New York Times
October 23, 2011
Big business has clearly decided that the economic crisis is too important to waste. While Washington debates how to create jobs and cut the budget deficit, major corporations — read major campaign contributors — are pushing Congress for an enormous tax cut on corporate profits. Lawmakers seem all too eager to grant their wish.
Specifically, multinational corporations — including Cisco, Pfizer and Qualcomm — want a temporary “tax holiday” that would allow them to bring foreign-held earnings back to the United States at a vastly reduced tax rate.
A bill in the House would tax repatriated earnings at 5.25 percent, a fraction of the usual rate of 35 percent; a bill in the Senate would cut the rate to 8.75 percent, or 5.25 percent for companies that added jobs.

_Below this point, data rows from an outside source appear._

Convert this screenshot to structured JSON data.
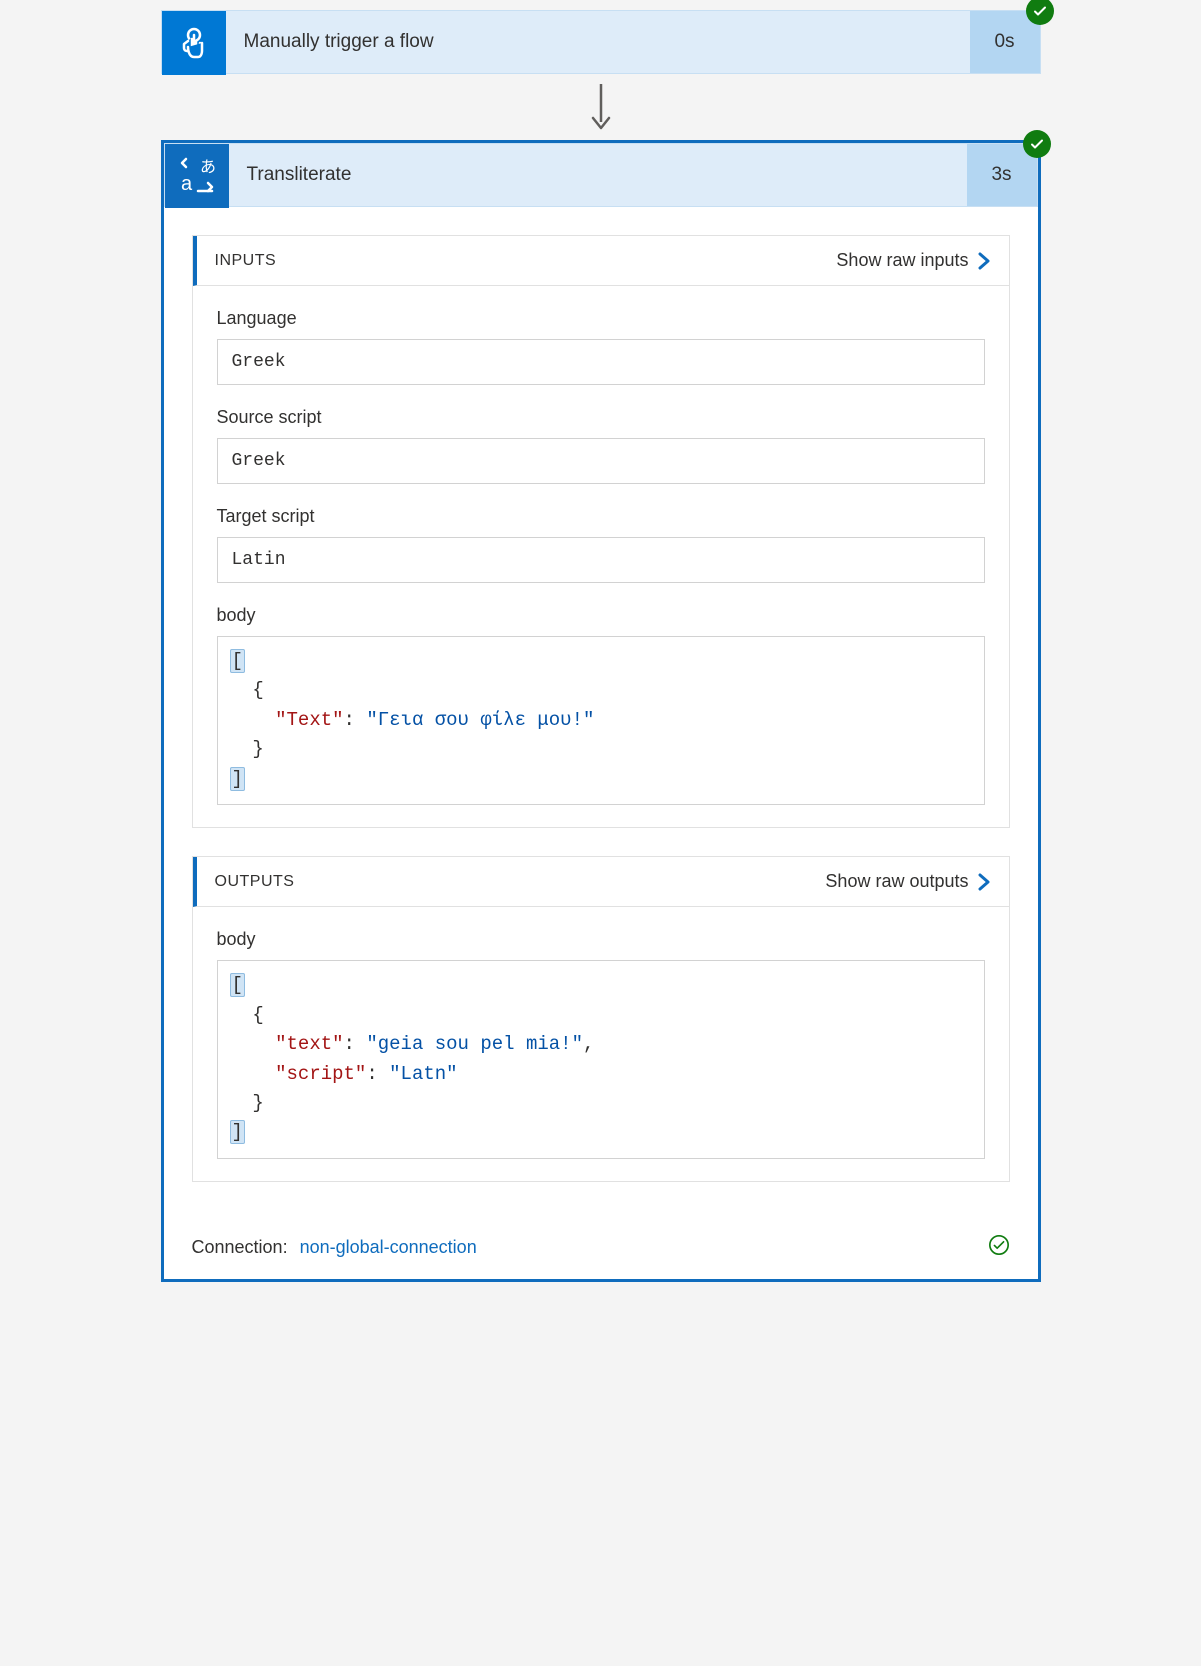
{
  "trigger": {
    "title": "Manually trigger a flow",
    "duration": "0s"
  },
  "action": {
    "title": "Transliterate",
    "duration": "3s",
    "inputs": {
      "header_title": "INPUTS",
      "show_raw_label": "Show raw inputs",
      "fields": {
        "language_label": "Language",
        "language_value": "Greek",
        "source_script_label": "Source script",
        "source_script_value": "Greek",
        "target_script_label": "Target script",
        "target_script_value": "Latin",
        "body_label": "body",
        "body_text_key": "\"Text\"",
        "body_text_value": "\"Γεια σου φίλε μου!\""
      }
    },
    "outputs": {
      "header_title": "OUTPUTS",
      "show_raw_label": "Show raw outputs",
      "body_label": "body",
      "body_text_key": "\"text\"",
      "body_text_value": "\"geia sou pel mia!\"",
      "body_script_key": "\"script\"",
      "body_script_value": "\"Latn\""
    }
  },
  "connection": {
    "label": "Connection:",
    "name": "non-global-connection"
  }
}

The corporations say a tax holiday would help to create jobs, mainly by giving them money to hire and expand. But the National Bureau of Economic Research, the Congressional Research Service, and private researchers concluded that the last tax holiday, enacted in 2004, largely failed to spur investment or job growth. Companies spent most of the repatriated $300 billion on dividends and stock buybacks, enriching executives and shareholders.
These days, corporations are flush with $2 trillion in cash that is not being used for hiring. As long as the economy is weak and consumers aren’t spending, tax cuts will add to the cash pile, not create jobs. A tax holiday also would add to the deficit, in part because companies rush to bring money home, rather than repatriating the earnings over time at the usual rate. According to Congress’s Joint Committee on Taxation, another tax holiday at 5.25 percent would increase the deficit by nearly $80 billion over 10 years; a rate of 10.5 percent would cost $42 billion.
A report by the Senate Permanent Subcommittee on Investigations leaves no doubt that tax holidays encourage tax avoidance — as companies use accounting maneuvers to shift profits offshore and then wait for the next tax holiday before bringing the money back.
The Senate panel said 7 of 19 companies that participated in the first tax holiday repatriated between 90 percent and 100 percent of their profits from offshore tax havens, like Bermuda, the Cayman Islands, Panama and Ireland. The subcommittee also found that corporations that repatriated large sums under the first holiday have since built up their offshore funds at a greater rate than before.
Yet, in the warped politics of Washington, a second tax holiday is a distinct possibility. Senator Charles Schumer, a Democrat of New York, and other Democratic senators have floated the idea that a tax holiday could be used to establish an infrastructure bank. They are focused on the short-run revenue gain from a tax holiday and playing down the substantial revenue loss over time. Mr. Schumer says he would not support a rate as low as 5.25 percent, but even a higher rate would be a big revenue loser.
Similarly, the bipartisan deficit reduction supercommittee, reportedly hamstrung in its quest for trillion-dollar budget cuts, might also try to use the short-run revenue gain from a tax holiday to mask the depth of spending cuts. Or Congressional Republicans may demand passage of a tax holiday in exchange for extending federal unemployment benefits, which expire at the end of the year.
The White House has rightly opposed another “one-time” tax holiday, but politics are pulling in the other direction. Unless President Obama leads the fight, this wrongheaded policy is too likely to become the law of the land. The evidence is there. A corporate tax holiday won’t create more jobs. What it will do is raise the deficit.